Others, like curing cancer, have frustrated so many minds for so many years that we’ve learned to temper our expectations.
Then there’s regeneration.
A future in which humans regrow lost or diseased body parts feels like a mirage. But why? After all, many species can accomplish the task with ease.
A decapitated flatworm, for example, will grow a new head, replete with a new brain. For the first week of their lives, tadpoles can replace lost tails.
And the axolotl, or Mexican salamander, has the ability to regenerate everything from its limbs and tail to its spinal cord and skin, all without any evidence of scarring.
Even some mammals have limited regenerative abilities: every year, reindeer regrow their shredded antlers. And, in some circumstances, young rats that lose a leg can grow it back.
Humans have a sliver of regenerative capacity, too. If a child experiences a neat slice through the end of his fingertip, that tip will grow back — although the ability disappears sometime around the age of 12.
The Greek legend of Prometheus, the god who was cursed to have an eagle peck out his liver each day, only to grow it back overnight, actually contains a grain of physiological truth.
If you were to lose part of your liver, it would, in fact, repair itself. With the exception of our skin, it’s the only human organ that can do this.
Regenerating a small body part under special circumstances is one thing, but what if we could regrow entire lost limbs?
What if we could signal to our bodies to regrow damaged retinal tissue — or even to regrow an entire eye?

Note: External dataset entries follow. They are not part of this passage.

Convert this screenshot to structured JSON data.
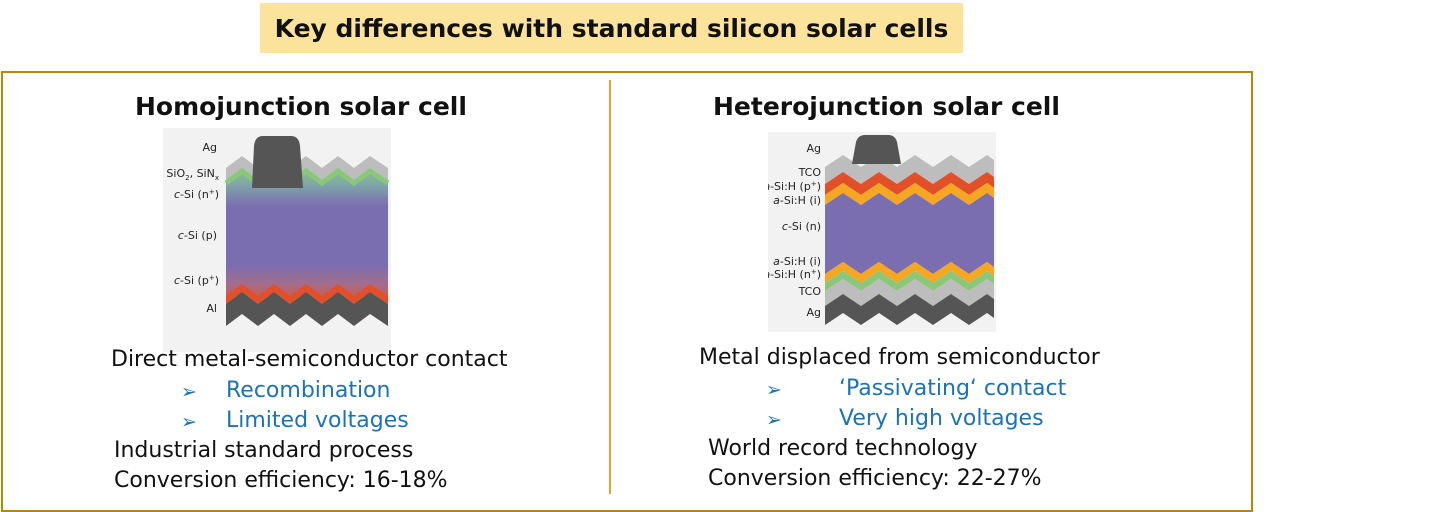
{
  "title": "Key differences with standard silicon solar cells",
  "colors": {
    "title_bg": "#fbe39c",
    "frame": "#b8860b",
    "divider": "#e3a22a",
    "bullet_text": "#1b73b6",
    "metal_dark": "#555555",
    "oxide_gray": "#bdbdbd",
    "silicon_purple": "#7b6eb0",
    "n_plus_green": "#8bc77a",
    "p_plus_red": "#e2502a",
    "a_si_orange": "#f5a623",
    "a_si_red": "#e2502a"
  },
  "left": {
    "heading": "Homojunction solar cell",
    "layers": {
      "ag": "Ag",
      "sio2_prefix": "SiO",
      "sio2_sub": "2",
      "sio2_mid": ", SiN",
      "sio2_sub2": "x",
      "csi_n_italic": "c",
      "csi_n_rest": "-Si (n",
      "csi_n_sup": "+",
      "csi_n_close": ")",
      "csi_p_italic": "c",
      "csi_p_rest": "-Si (p)",
      "csi_pp_italic": "c",
      "csi_pp_rest": "-Si (p",
      "csi_pp_sup": "+",
      "csi_pp_close": ")",
      "al": "Al"
    },
    "description": "Direct metal-semiconductor contact",
    "bullets": [
      "Recombination",
      "Limited voltages"
    ],
    "notes": [
      "Industrial standard process",
      "Conversion efficiency: 16-18%"
    ]
  },
  "right": {
    "heading": "Heterojunction solar cell",
    "layers": {
      "ag_top": "Ag",
      "tco_top": "TCO",
      "asi_p_italic": "a",
      "asi_p_rest": "-Si:H (p",
      "asi_p_sup": "+",
      "asi_p_close": ")",
      "asi_i_top_italic": "a",
      "asi_i_top_rest": "-Si:H (i)",
      "csi_n_italic": "c",
      "csi_n_rest": "-Si (n)",
      "asi_i_bot_italic": "a",
      "asi_i_bot_rest": "-Si:H (i)",
      "asi_n_italic": "a",
      "asi_n_rest": "-Si:H (n",
      "asi_n_sup": "+",
      "asi_n_close": ")",
      "tco_bot": "TCO",
      "ag_bot": "Ag"
    },
    "description": "Metal displaced from semiconductor",
    "bullets": [
      "‘Passivating‘ contact",
      "Very high voltages"
    ],
    "notes": [
      "World record technology",
      "Conversion efficiency: 22-27%"
    ]
  }
}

Michael Levin doesn’t think this is an outlandish fantasy.
In fact, he thinks he may be on the path to figuring out how to do precisely that.
Levin is director of Tufts University’s Center for Regenerative and Developmental Biology in Medford, near Boston.

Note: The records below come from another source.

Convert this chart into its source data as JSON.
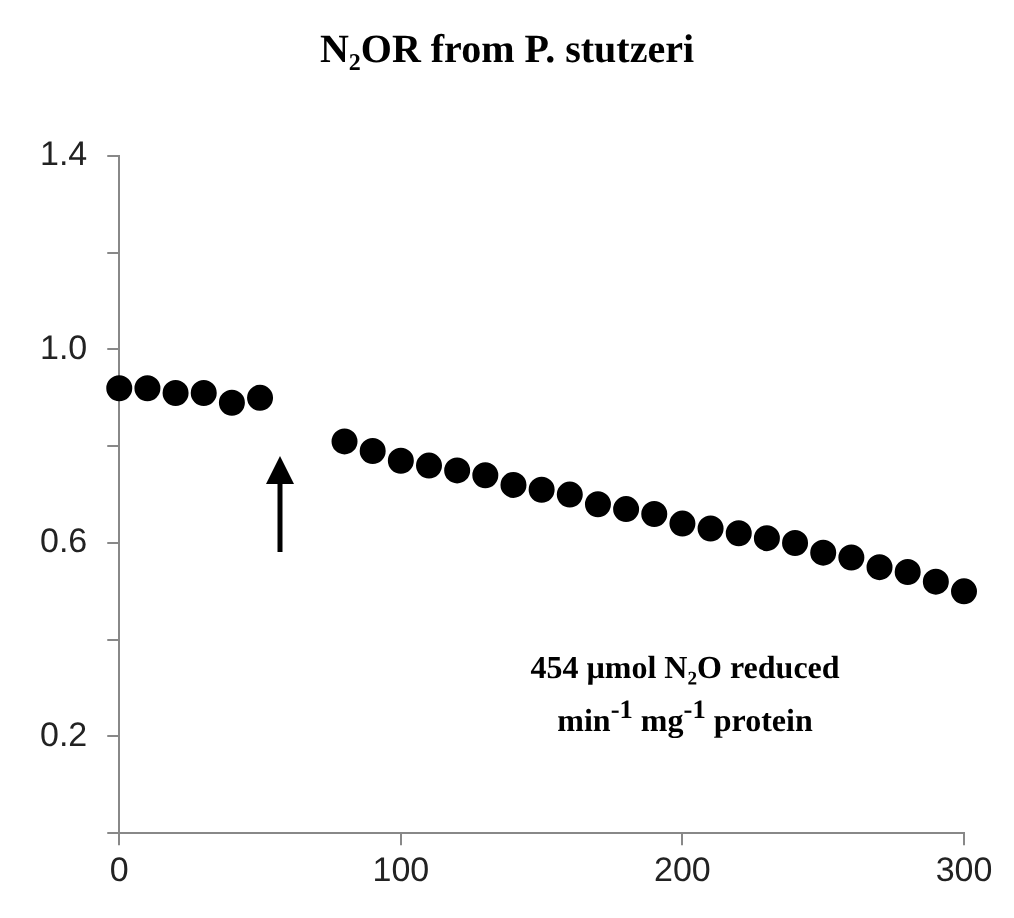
{
  "chart_data": {
    "type": "scatter",
    "title": "N₂OR from P. stutzeri",
    "annotations": [
      "454 µmol N₂O reduced min$^{-1}$ mg$^{-1}$ protein"
    ],
    "x": [
      0,
      10,
      20,
      30,
      40,
      50,
      80,
      90,
      100,
      110,
      120,
      130,
      140,
      150,
      160,
      170,
      180,
      190,
      200,
      210,
      220,
      230,
      240,
      250,
      260,
      270,
      280,
      290,
      300
    ],
    "series": [
      {
        "color": "#000000",
        "values": [
          0.92,
          0.92,
          0.91,
          0.91,
          0.89,
          0.9,
          0.81,
          0.79,
          0.77,
          0.76,
          0.75,
          0.74,
          0.72,
          0.71,
          0.7,
          0.68,
          0.67,
          0.66,
          0.64,
          0.63,
          0.62,
          0.61,
          0.6,
          0.58,
          0.57,
          0.55,
          0.54,
          0.52,
          0.5
        ]
      }
    ],
    "xlim": [
      0,
      300
    ],
    "xticks": [
      0,
      100,
      200,
      300
    ],
    "ylim": [
      0,
      1.4
    ],
    "yticks": [
      {
        "value": 0,
        "label": null
      },
      0.2,
      {
        "value": 0.4,
        "label": null
      },
      0.6,
      {
        "value": 0.8,
        "label": null
      },
      {
        "value": 1.0,
        "label": "1.0"
      },
      {
        "value": 1.2,
        "label": null
      },
      1.4
    ],
    "grid": false,
    "legend": false,
    "marker": "circle"
  }
}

He’s a 43-year-old Russian émigré who looks like a geeked-out Gen Xer: His smooth hair is parted far to the side; a neat geometric beard frames his face; and he’s most comfortable in a college uniform of T-shirts over long sleeves.

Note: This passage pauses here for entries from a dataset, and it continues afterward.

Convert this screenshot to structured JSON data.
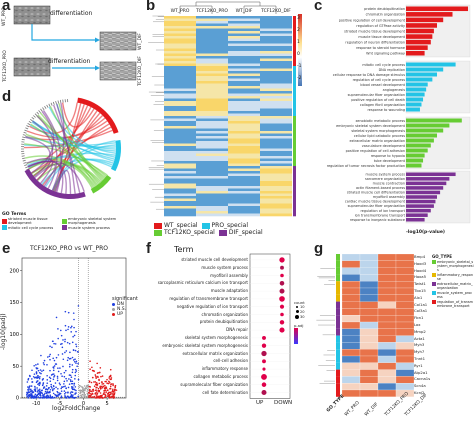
{
  "panel_letters": [
    "a",
    "b",
    "c",
    "d",
    "e",
    "f",
    "g"
  ],
  "panel_a": {
    "rows": [
      {
        "label": "WT_PRO",
        "arrow": "differentiation",
        "result": "WT_DIF"
      },
      {
        "label": "TCF12KO_PRO",
        "arrow": "differentiation",
        "result": "TCF12KO_DIF"
      }
    ]
  },
  "panel_b": {
    "columns": [
      "WT_PRO",
      "TCF12KO_PRO",
      "WT_DIF",
      "TCF12KO_DIF"
    ],
    "colorbar_ticks": [
      "3",
      "2",
      "1",
      "0",
      "-1",
      "-2"
    ],
    "legend": [
      {
        "label": "WT_special",
        "color": "#e31a1c"
      },
      {
        "label": "PRO_special",
        "color": "#23c4e6"
      },
      {
        "label": "TCF12KO_special",
        "color": "#66cc33"
      },
      {
        "label": "DIF_special",
        "color": "#7b3294"
      }
    ]
  },
  "panel_c": {
    "xlabel": "-log10(p-value)",
    "groups": [
      {
        "color": "#e31a1c",
        "terms": [
          "protein deubiquitination",
          "chromatin organization",
          "positive regulation of cell development",
          "regulation of GTPase activity",
          "striated muscle tissue development",
          "muscle tissue development",
          "regulation of neuron differentiation",
          "response to steroid hormone",
          "Wnt signaling pathway"
        ],
        "values": [
          2.0,
          1.5,
          1.2,
          1.0,
          0.9,
          0.85,
          0.8,
          0.7,
          0.6
        ]
      },
      {
        "color": "#23c4e6",
        "terms": [
          "mitotic cell cycle process",
          "DNA replication",
          "cellular response to DNA damage stimulus",
          "regulation of cell cycle process",
          "blood vessel development",
          "angiogenesis",
          "supramolecular fiber organization",
          "positive regulation of cell death",
          "collagen fibril organization",
          "response to wounding"
        ],
        "values": [
          1.6,
          1.2,
          1.0,
          0.85,
          0.7,
          0.65,
          0.6,
          0.55,
          0.5,
          0.45
        ]
      },
      {
        "color": "#66cc33",
        "terms": [
          "xenobiotic metabolic process",
          "embryonic skeletal system development",
          "skeletal system morphogenesis",
          "cellular lipid catabolic process",
          "extracellular matrix organization",
          "vasculature development",
          "positive regulation of cell adhesion",
          "response to hypoxia",
          "tube development",
          "regulation of tumor necrosis factor production"
        ],
        "values": [
          1.8,
          1.4,
          1.2,
          1.0,
          0.9,
          0.8,
          0.7,
          0.6,
          0.55,
          0.5
        ]
      },
      {
        "color": "#7b3294",
        "terms": [
          "muscle system process",
          "sarcomere organization",
          "muscle contraction",
          "actin filament-based process",
          "striated muscle cell differentiation",
          "myofibril assembly",
          "cardiac muscle tissue development",
          "supramolecular fiber organization",
          "regulation of ion transport",
          "ion transmembrane transport",
          "response to inorganic substance"
        ],
        "values": [
          1.6,
          1.4,
          1.3,
          1.2,
          1.1,
          1.0,
          0.95,
          0.9,
          0.8,
          0.7,
          0.6
        ]
      }
    ]
  },
  "panel_d": {
    "legend_title": "GO Terms",
    "terms": [
      {
        "label": "striated muscle tissue development",
        "color": "#e31a1c"
      },
      {
        "label": "embryonic skeletal system morphogenesis",
        "color": "#66cc33"
      },
      {
        "label": "mitotic cell cycle process",
        "color": "#23c4e6"
      },
      {
        "label": "muscle system process",
        "color": "#7b3294"
      }
    ]
  },
  "panel_e": {
    "title": "TCF12KO_PRO vs WT_PRO",
    "xlabel": "log2FoldChange",
    "ylabel": "-log10(padj)",
    "legend_title": "significant",
    "legend": [
      {
        "label": "DN",
        "color": "#1f3fe0"
      },
      {
        "label": "N.S.",
        "color": "#9e9e9e"
      },
      {
        "label": "UP",
        "color": "#e01b1b"
      }
    ],
    "x_ticks": [
      "-10",
      "-5",
      "0",
      "5"
    ],
    "y_ticks": [
      "0",
      "50",
      "100",
      "150",
      "200"
    ]
  },
  "panel_f": {
    "header": "Term",
    "terms": [
      "striated muscle cell development",
      "muscle system process",
      "myofibril assembly",
      "sarcoplasmic reticulum calcium ion transport",
      "muscle adaptation",
      "regulation of transmembrane transport",
      "negative regulation of ion transport",
      "chromatin organization",
      "protein deubiquitination",
      "DNA repair",
      "skeletal system morphogenesis",
      "embryonic skeletal system morphogenesis",
      "extracellular matrix organization",
      "cell-cell adhesion",
      "inflammatory response",
      "collagen metabolic process",
      "supramolecular fiber organization",
      "cell fate determination"
    ],
    "groups": [
      "UP",
      "DOWN"
    ],
    "legend_count_title": "count",
    "legend_count": [
      "10",
      "20",
      "30"
    ],
    "legend_p_title": "p.adj"
  },
  "panel_g": {
    "columns": [
      "WT_PRO",
      "WT_DIF",
      "TCF12KO_PRO",
      "TCF12KO_DIF"
    ],
    "row_annotation_label": "GO_TYPE",
    "legend_title": "GO_TYPE",
    "legend": [
      {
        "label": "embryonic_skeletal_system_morphogenesis",
        "color": "#66cc33"
      },
      {
        "label": "inflammatory_response",
        "color": "#e6b800"
      },
      {
        "label": "extracellular_matrix_organization",
        "color": "#7b3294"
      },
      {
        "label": "muscle_system_process",
        "color": "#23c4e6"
      },
      {
        "label": "regulation_of_transmembrane_transport",
        "color": "#e31a1c"
      }
    ],
    "genes": [
      "Bmp4",
      "Hoxd3",
      "Hoxd4",
      "Hoxa5",
      "Twist1",
      "Tbx15",
      "Alx1",
      "Col1a1",
      "Col3a1",
      "Fbn1",
      "Lox",
      "Mmp2",
      "Acta1",
      "Myh3",
      "Myh7",
      "Tnnt1",
      "Ryr1",
      "Atp2a1",
      "Cacna1s",
      "Scn4a",
      "Kcnj2"
    ]
  }
}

Levin thinks that the key to regeneration — the key to pattern, to shape — may be found in the electrical signals that are transmitted among all our cells, much like the ones and zeros that zip around in a computer’s hard drive.
Manipulating these signals has already allowed Levin to produce results more suited to an X-Men comic than a scientific journal, including the creation of four-headed flatworms.
Over the course of the next year, he will begin experiments that could make human regeneration a reality.
Levin’s work is little known, perhaps because so many scientists believe that the key to human regeneration — if such a thing exists — lies in studies of genetics and stem cells.
Such studies have produced incredible results: a patient’s windpipe, repaired in a lab; a segment of functional bladder, fashioned on an artificial lattice.
These achievements offer the hope that a patient will one day be able to grow a new organ from her own cells, instead of waiting for someone else misfortune to be her good luck.